There are a few things pregnant women can do to relieve sciatica that do not require medication or invasive treatments.
- “Resting and stretching are important, as is discussing the issue with your obstetrician,” says Stephen Tolhurst, MD, an orthopedic spine surgeon at the Texas Back Institute in Flower Mound.
- When lying down, lie on the side of your body opposite the pain. According to the APA, this position may help alleviate some of the pressure on the nerve.
- Avoid heavy lifting.
- Avoid standing for long periods.
- Exercise, such as swimming, can provide some relief.
- Applying hot or cold compresses to painful areas may help, according to the APA.
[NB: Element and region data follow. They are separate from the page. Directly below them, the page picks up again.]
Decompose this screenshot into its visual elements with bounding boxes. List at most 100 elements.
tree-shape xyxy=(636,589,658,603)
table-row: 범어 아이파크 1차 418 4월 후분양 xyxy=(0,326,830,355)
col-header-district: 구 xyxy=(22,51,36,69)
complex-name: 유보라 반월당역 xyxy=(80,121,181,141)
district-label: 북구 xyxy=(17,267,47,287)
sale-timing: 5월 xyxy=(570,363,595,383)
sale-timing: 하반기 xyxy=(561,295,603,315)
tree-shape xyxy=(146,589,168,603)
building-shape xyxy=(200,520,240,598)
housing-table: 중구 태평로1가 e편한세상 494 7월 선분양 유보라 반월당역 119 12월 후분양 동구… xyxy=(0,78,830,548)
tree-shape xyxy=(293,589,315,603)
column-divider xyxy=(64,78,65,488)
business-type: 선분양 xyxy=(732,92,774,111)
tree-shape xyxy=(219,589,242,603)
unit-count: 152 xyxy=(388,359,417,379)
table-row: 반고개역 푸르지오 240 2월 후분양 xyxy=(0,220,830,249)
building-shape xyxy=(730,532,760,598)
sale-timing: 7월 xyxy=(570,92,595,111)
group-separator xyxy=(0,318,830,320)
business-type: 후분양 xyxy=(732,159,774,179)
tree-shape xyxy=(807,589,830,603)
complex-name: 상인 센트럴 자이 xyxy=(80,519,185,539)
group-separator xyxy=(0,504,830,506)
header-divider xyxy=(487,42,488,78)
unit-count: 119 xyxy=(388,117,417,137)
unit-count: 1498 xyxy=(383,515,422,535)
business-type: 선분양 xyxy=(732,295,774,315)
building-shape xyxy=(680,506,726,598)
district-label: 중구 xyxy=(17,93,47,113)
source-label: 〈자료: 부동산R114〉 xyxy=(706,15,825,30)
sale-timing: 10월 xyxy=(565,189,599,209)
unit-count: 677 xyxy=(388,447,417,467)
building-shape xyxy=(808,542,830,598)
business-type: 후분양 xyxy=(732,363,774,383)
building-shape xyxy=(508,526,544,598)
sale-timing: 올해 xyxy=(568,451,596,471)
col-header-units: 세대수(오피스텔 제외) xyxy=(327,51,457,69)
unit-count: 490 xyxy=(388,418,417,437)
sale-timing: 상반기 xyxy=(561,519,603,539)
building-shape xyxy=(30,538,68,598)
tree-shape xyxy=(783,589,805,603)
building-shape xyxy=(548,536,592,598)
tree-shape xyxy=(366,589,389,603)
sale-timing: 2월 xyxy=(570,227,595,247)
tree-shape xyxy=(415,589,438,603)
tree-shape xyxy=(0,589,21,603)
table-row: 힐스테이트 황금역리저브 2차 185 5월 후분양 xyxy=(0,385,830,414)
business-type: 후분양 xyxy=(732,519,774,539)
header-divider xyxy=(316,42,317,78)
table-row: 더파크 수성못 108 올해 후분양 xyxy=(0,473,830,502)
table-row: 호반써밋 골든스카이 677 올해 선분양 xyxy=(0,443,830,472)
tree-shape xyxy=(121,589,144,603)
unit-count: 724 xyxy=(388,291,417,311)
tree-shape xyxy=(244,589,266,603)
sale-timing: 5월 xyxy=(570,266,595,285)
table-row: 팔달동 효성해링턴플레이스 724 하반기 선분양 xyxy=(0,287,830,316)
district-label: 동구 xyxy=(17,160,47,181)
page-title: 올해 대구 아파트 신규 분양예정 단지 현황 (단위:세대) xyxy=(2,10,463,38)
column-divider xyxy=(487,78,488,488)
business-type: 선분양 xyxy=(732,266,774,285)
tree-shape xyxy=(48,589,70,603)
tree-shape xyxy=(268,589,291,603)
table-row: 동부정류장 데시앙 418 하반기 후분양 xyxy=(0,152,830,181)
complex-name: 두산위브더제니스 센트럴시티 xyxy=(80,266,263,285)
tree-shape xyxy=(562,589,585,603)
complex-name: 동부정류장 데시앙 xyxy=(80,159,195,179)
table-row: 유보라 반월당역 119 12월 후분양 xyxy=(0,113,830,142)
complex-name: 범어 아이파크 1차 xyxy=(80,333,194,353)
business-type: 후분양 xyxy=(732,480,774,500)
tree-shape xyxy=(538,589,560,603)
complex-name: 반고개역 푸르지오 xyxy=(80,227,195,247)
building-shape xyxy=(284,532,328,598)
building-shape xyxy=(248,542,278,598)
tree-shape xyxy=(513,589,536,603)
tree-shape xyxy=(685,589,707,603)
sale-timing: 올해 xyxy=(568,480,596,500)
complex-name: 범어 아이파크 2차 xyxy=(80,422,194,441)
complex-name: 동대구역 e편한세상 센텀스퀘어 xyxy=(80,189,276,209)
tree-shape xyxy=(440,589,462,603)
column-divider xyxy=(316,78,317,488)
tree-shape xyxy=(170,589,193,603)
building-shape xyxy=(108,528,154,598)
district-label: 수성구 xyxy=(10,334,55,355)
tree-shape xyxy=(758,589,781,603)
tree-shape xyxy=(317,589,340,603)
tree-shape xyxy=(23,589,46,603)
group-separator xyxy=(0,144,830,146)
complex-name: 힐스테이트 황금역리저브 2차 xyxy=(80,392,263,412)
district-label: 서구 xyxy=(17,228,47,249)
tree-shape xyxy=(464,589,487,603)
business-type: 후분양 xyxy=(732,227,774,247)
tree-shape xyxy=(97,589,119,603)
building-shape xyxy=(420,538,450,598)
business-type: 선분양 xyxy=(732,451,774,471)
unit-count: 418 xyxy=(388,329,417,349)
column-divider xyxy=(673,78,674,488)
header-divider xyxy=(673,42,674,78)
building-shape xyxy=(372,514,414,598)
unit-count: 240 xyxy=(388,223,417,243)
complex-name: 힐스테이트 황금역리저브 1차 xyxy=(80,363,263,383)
- Acupuncture can help with low back pain and possibly sciatica.
- Try wearing a maternity support belt.
- Book a few sessions with a physical therapist to learn proper positioning techniques and how to transfer in and out of bed as well as in and out of chairs and automobiles, Dr. Patel suggests.
More involved treatments aren’t off the table, especially for women who need them.
“If the pain is severe or she has neurologic findings (sensory changes or weakness), we can still perform a spinal injection to relieve pain, using ultrasound rather than X-ray guidance,” says David A. Spinner, DO, director of pain medicine and endoscopic lumbar surgery for the department of rehabilitation medicine at Mount Sinai and an assistant professor at the Icahn School of Medicine in New York City, who specializes in treating pregnant women who have sciatica.
X-rays are avoided during pregnancy because radiation can harm the fetus.
Most doctors will approve a patient for an MRI if they feel it is needed, but only after the second trimester, Mukai says.
“I usually get patients into pelvic therapy with a certified pelvic therapist to work on looking at the pelvic floor function and teach techniques to try to self-correct alignment issues,” she said. “I also recommend a pregnancy support belt or an SI joint belt to help support the pelvis.
Women are encouraged to contact their healthcare provider if the pain becomes constant, gets more frequent, or becomes more severe, the APA advises.